Space Force’s humor isn’t the only aspect lacking identity. The overall genre seems inconsistent, as well. Sometimes a dramedy, sometimes a workplace comedy, sometimes a family drama, these different storytelling elements don’t always mesh together. The show even takes a stab at space tropes, launching humans to the moon. However, adding in this new aspect doesn’t elevate Space Force in any way. Instead, it just adds another cluttered element to the recipe for season one. Space Force feels empty even though so much goes on.
But don’t give up hope yet. Despite the issues outlined, with outstanding effects and a talented cast, maybe Space Force just hasn’t found its footing yet. Space Force is doing well with viewership, so expect another season to come. Many similar comedies take time to find their rhythm. The Office and Parks and Recreation both took time to grow into their own, so it’s not out of the realm of possibility that Space Force could vastly improve on its style, writing, and execution upon subsequent seasons. However, the binge format could hinder this, leaving the sour taste in viewers’ mouths for a year or more.
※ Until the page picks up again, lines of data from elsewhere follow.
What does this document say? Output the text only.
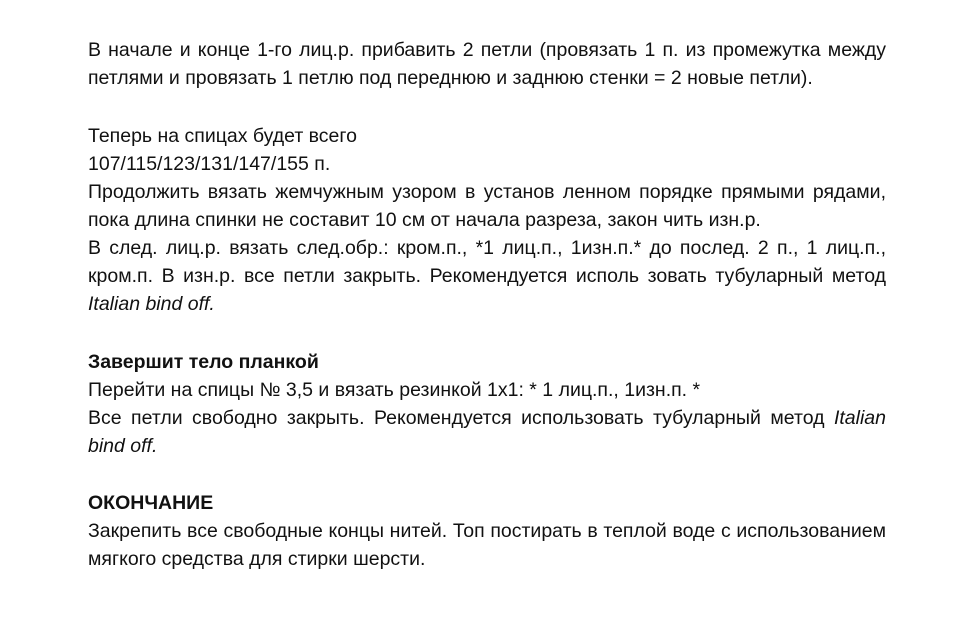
В начале и конце 1-го лиц.р. прибавить 2 петли (провязать 1 п. из промежутка между петлями и провязать 1 петлю под переднюю и заднюю стенки = 2 новые петли).

Теперь на спицах будет всего

107/115/123/131/147/155 п.

Продолжить вязать жемчужным узором в установ ленном порядке прямыми рядами, пока длина спинки не составит 10 см от начала разреза, закон чить изн.р.

В след. лиц.р. вязать след.обр.: кром.п., *1 лиц.п., 1изн.п.* до послед. 2 п., 1 лиц.п., кром.п. В изн.р. все петли закрыть. Рекомендуется исполь зовать тубуларный метод Italian bind off.

Завершит тело планкой

Перейти на спицы № 3,5 и вязать резинкой 1х1: * 1 лиц.п., 1изн.п. *

Все петли свободно закрыть. Рекомендуется использовать тубуларный метод Italian bind off.

ОКОНЧАНИЕ

Закрепить все свободные концы нитей. Топ постирать в теплой воде с использованием мягкого средства для стирки шерсти.
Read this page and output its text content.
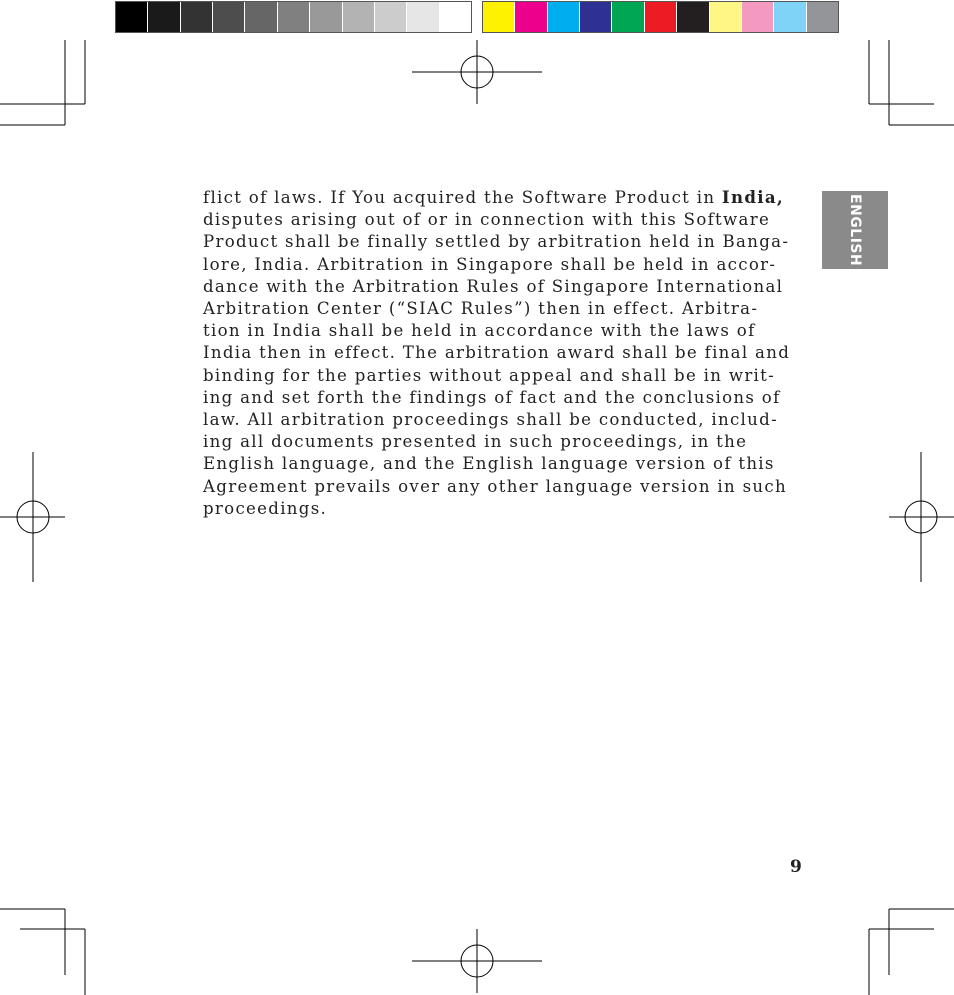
ENGLISH

flict of laws. If You acquired the Software Product in India,
disputes arising out of or in connection with this Software
Product shall be finally settled by arbitration held in Banga-
lore, India. Arbitration in Singapore shall be held in accor-
dance with the Arbitration Rules of Singapore International
Arbitration Center (“SIAC Rules”) then in effect. Arbitra-
tion in India shall be held in accordance with the laws of
India then in effect. The arbitration award shall be final and
binding for the parties without appeal and shall be in writ-
ing and set forth the findings of fact and the conclusions of
law. All arbitration proceedings shall be conducted, includ-
ing all documents presented in such proceedings, in the
English language, and the English language version of this
Agreement prevails over any other language version in such
proceedings.

9
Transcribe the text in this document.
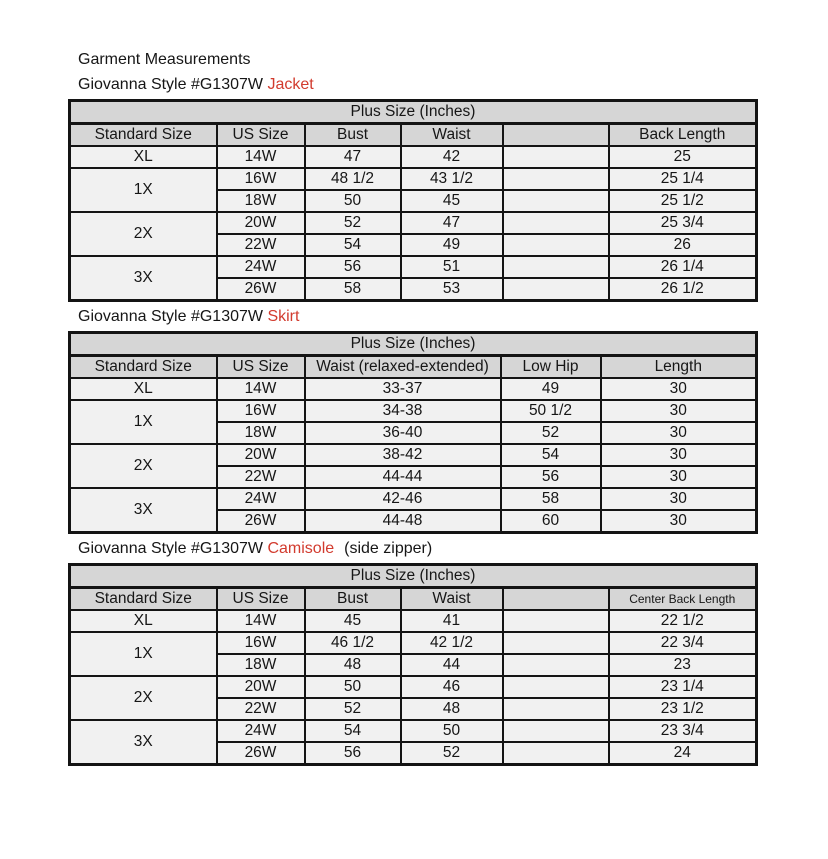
Garment Measurements
Giovanna Style #G1307W Jacket
Plus Size (Inches)					
Standard Size	US Size	Bust	Waist		Back Length
XL	14W	47	42		25
1X	16W	48 1/2	43 1/2		25 1/4
	18W	50	45		25 1/2
2X	20W	52	47		25 3/4
	22W	54	49		26
3X	24W	56	51		26 1/4
	26W	58	53		26 1/2
Giovanna Style #G1307W Skirt
Plus Size (Inches)				
Standard Size	US Size	Waist (relaxed-extended)	Low Hip	Length
XL	14W	33-37	49	30
1X	16W	34-38	50 1/2	30
	18W	36-40	52	30
2X	20W	38-42	54	30
	22W	44-44	56	30
3X	24W	42-46	58	30
	26W	44-48	60	30
Giovanna Style #G1307W Camisole (side zipper)
Plus Size (Inches)					
Standard Size	US Size	Bust	Waist		Center Back Length
XL	14W	45	41		22 1/2
1X	16W	46 1/2	42 1/2		22 3/4
	18W	48	44		23
2X	20W	50	46		23 1/4
	22W	52	48		23 1/2
3X	24W	54	50		23 3/4
	26W	56	52		24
And who knows what actual events could have transpired by then to effect opinion and viewership?
All in all, Space Force has strong elements, a talented cast, and a solid foundation for future improvement. Still, it struggles to decide on a direction to lead the narrative. Left as a chaotic combination of things that should work, Space Force doesn’t quite work. Despite this, I wouldn’t recommend against watching Space Force. You will get some laughs. And it’s not a massive undertaking with only ten episodes averaging around half an hour long. After all, television seems to be on hold for a while, thanks to workplace restrictions due to the Covid-19 pandemic. So, there’s not much to lose, but not a whole lot to gain either. I do think Space Force has the potential to grow into something much better, but currently, it doesn’t live up to Greg Daniels’s legacy.
All episodes of Space Force are now streaming on Netflix.